Remifentanil-induced hyperalgesia (RIH) is a severe but common postoperative clinical problem with elusive underlying neural mechanisms. Here, we discovered that glutamatergic neurons in the thalamic ventral posterolateral nucleus (VPL(Glu)) exhibited significantly elevated burst firing accompanied by upregulation of Ca(v)3.1 T-type calcium channel expression and function in RIH model mice.

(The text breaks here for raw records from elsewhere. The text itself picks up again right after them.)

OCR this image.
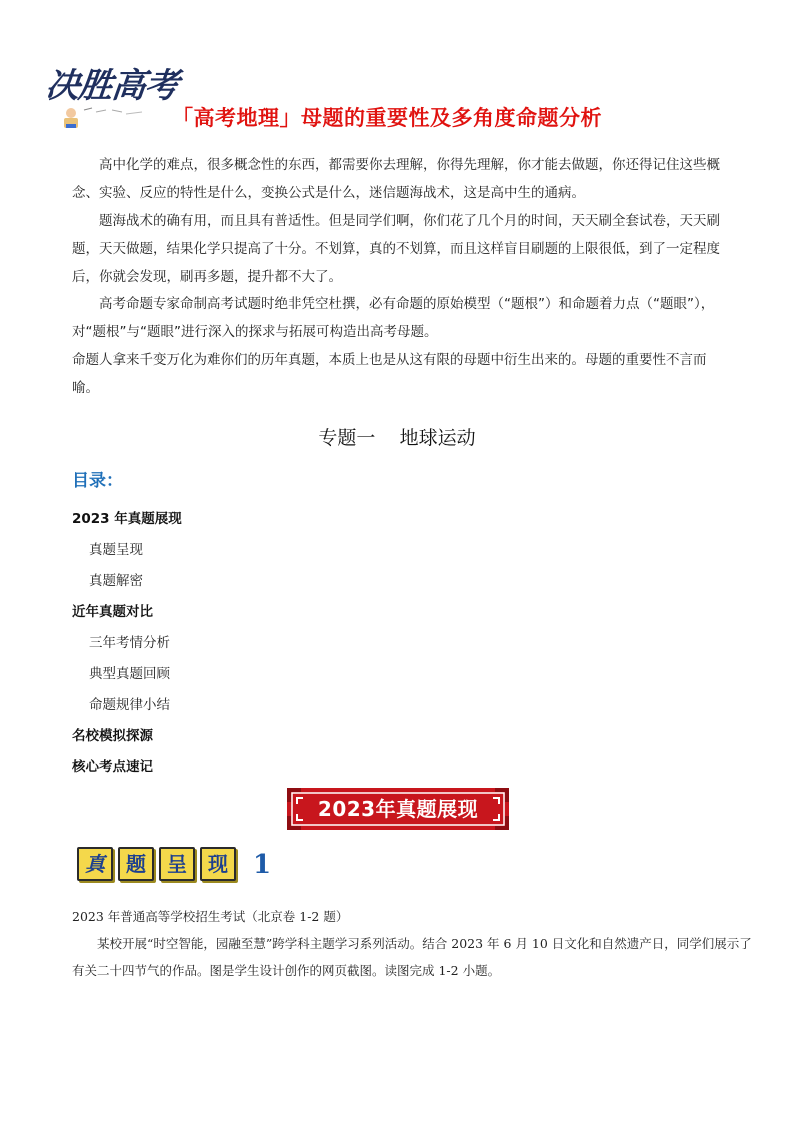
决胜高考
「高考地理」母题的重要性及多角度命题分析
高中化学的难点，很多概念性的东西，都需要你去理解，你得先理解，你才能去做题，你还得记住这些概念、实验、反应的特性是什么，变换公式是什么，迷信题海战术，这是高中生的通病。
题海战术的确有用，而且具有普适性。但是同学们啊，你们花了几个月的时间，天天刷全套试卷，天天刷题，天天做题，结果化学只提高了十分。不划算，真的不划算，而且这样盲目刷题的上限很低，到了一定程度后，你就会发现，刷再多题，提升都不大了。
高考命题专家命制高考试题时绝非凭空杜撰，必有命题的原始模型（“题根”）和命题着力点（“题眼”），对“题根”与“题眼”进行深入的探求与拓展可构造出高考母题。
命题人拿来千变万化为难你们的历年真题，本质上也是从这有限的母题中衍生出来的。母题的重要性不言而喻。
专题一    地球运动
目录：
2023 年真题展现
真题呈现
真题解密
近年真题对比
三年考情分析
典型真题回顾
命题规律小结
名校模拟探源
核心考点速记
2023年真题展现
真	题	呈	现 1
2023 年普通高等学校招生考试（北京卷 1-2 题）
某校开展“时空智能，园融至慧”跨学科主题学习系列活动。结合 2023 年 6 月 10 日文化和自然遗产日，同学们展示了有关二十四节气的作品。图是学生设计创作的网页截图。读图完成 1-2 小题。
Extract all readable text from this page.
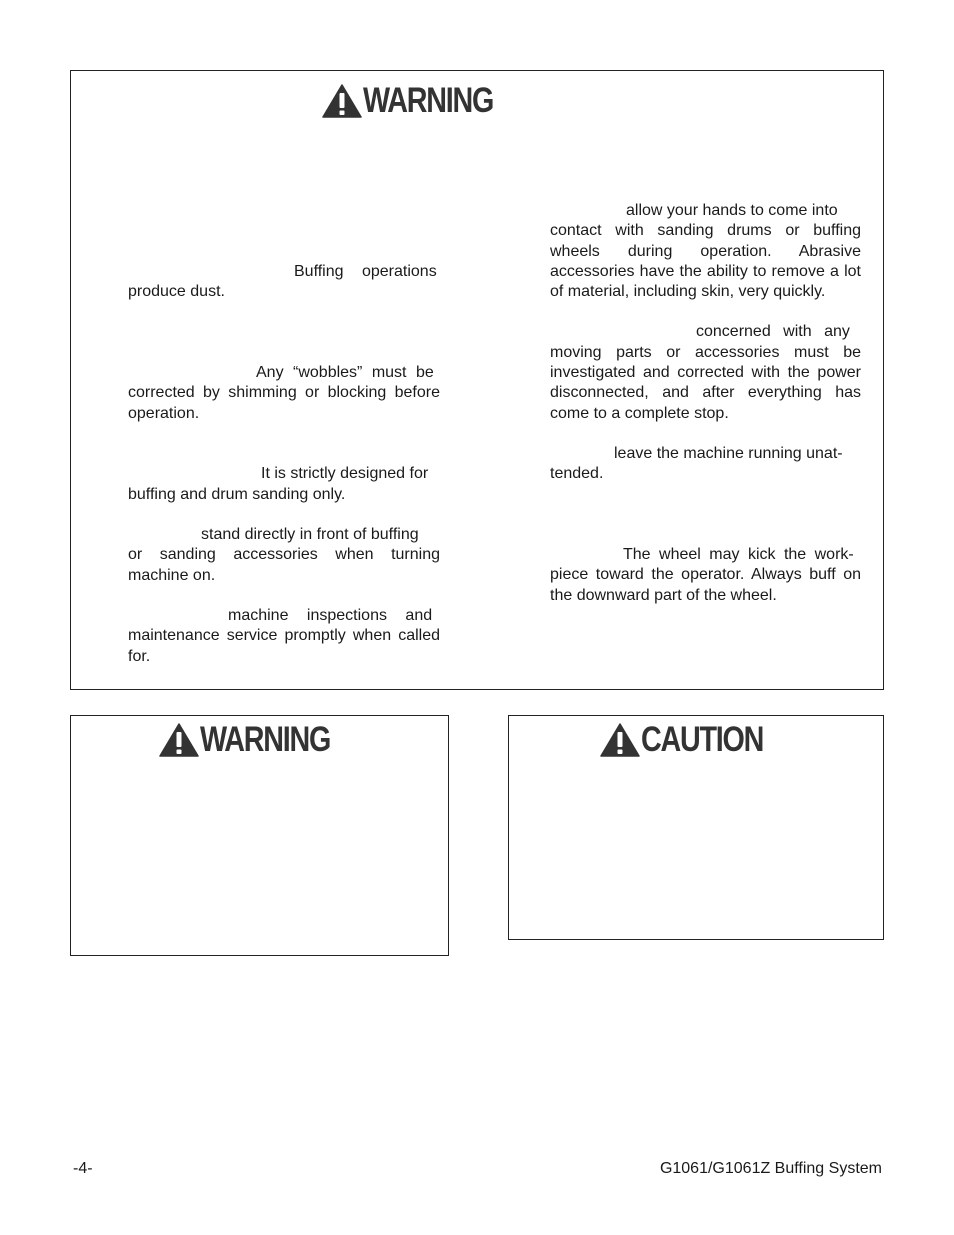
WARNING

Buffing operations
produce dust.

Any “wobbles” must be
corrected by shimming or blocking before operation.

It is strictly designed for
buffing and drum sanding only.

stand directly in front of buffing
or sanding accessories when turning machine on.

machine inspections and
maintenance service promptly when called for.

allow your hands to come into
contact with sanding drums or buffing wheels during operation. Abrasive accessories have the ability to remove a lot of material, including skin, very quickly.

concerned with any
moving parts or accessories must be investigated and corrected with the power disconnected, and after everything has come to a complete stop.

leave the machine running unat-
tended.

The wheel may kick the work-
piece toward the operator. Always buff on the downward part of the wheel.

WARNING	CAUTION
-4-	G1061/G1061Z Buffing System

In addition, we identified a glutamatergic neuronal thalamocortical circuit in the VPL projecting to hindlimb primary somatosensory cortex glutamatergic neurons (S1HL(Glu)) that mediated RIH. In vivo calcium imaging and multi-tetrode recordings revealed heightened S1HL(Glu) neuronal activity during RIH. Moreover, preoperative suppression of Ca(v)3.1-dependent burst firing in VPL(Glu) neurons or chemogenetic inhibition of VPL(Glu) neuronal terminals in the S1HL abolished the increased S1HL(Glu) neuronal excitability while alleviating RIH. Our findings suggest that remifentanil induces postoperative hyperalgesia by upregulating T-type calcium channel-dependent burst firing in VPL(Glu) neurons to activate S1HL(Glu) neurons, thus revealing an ion channel–mediated neural circuit basis for RIH that can guide analgesic development.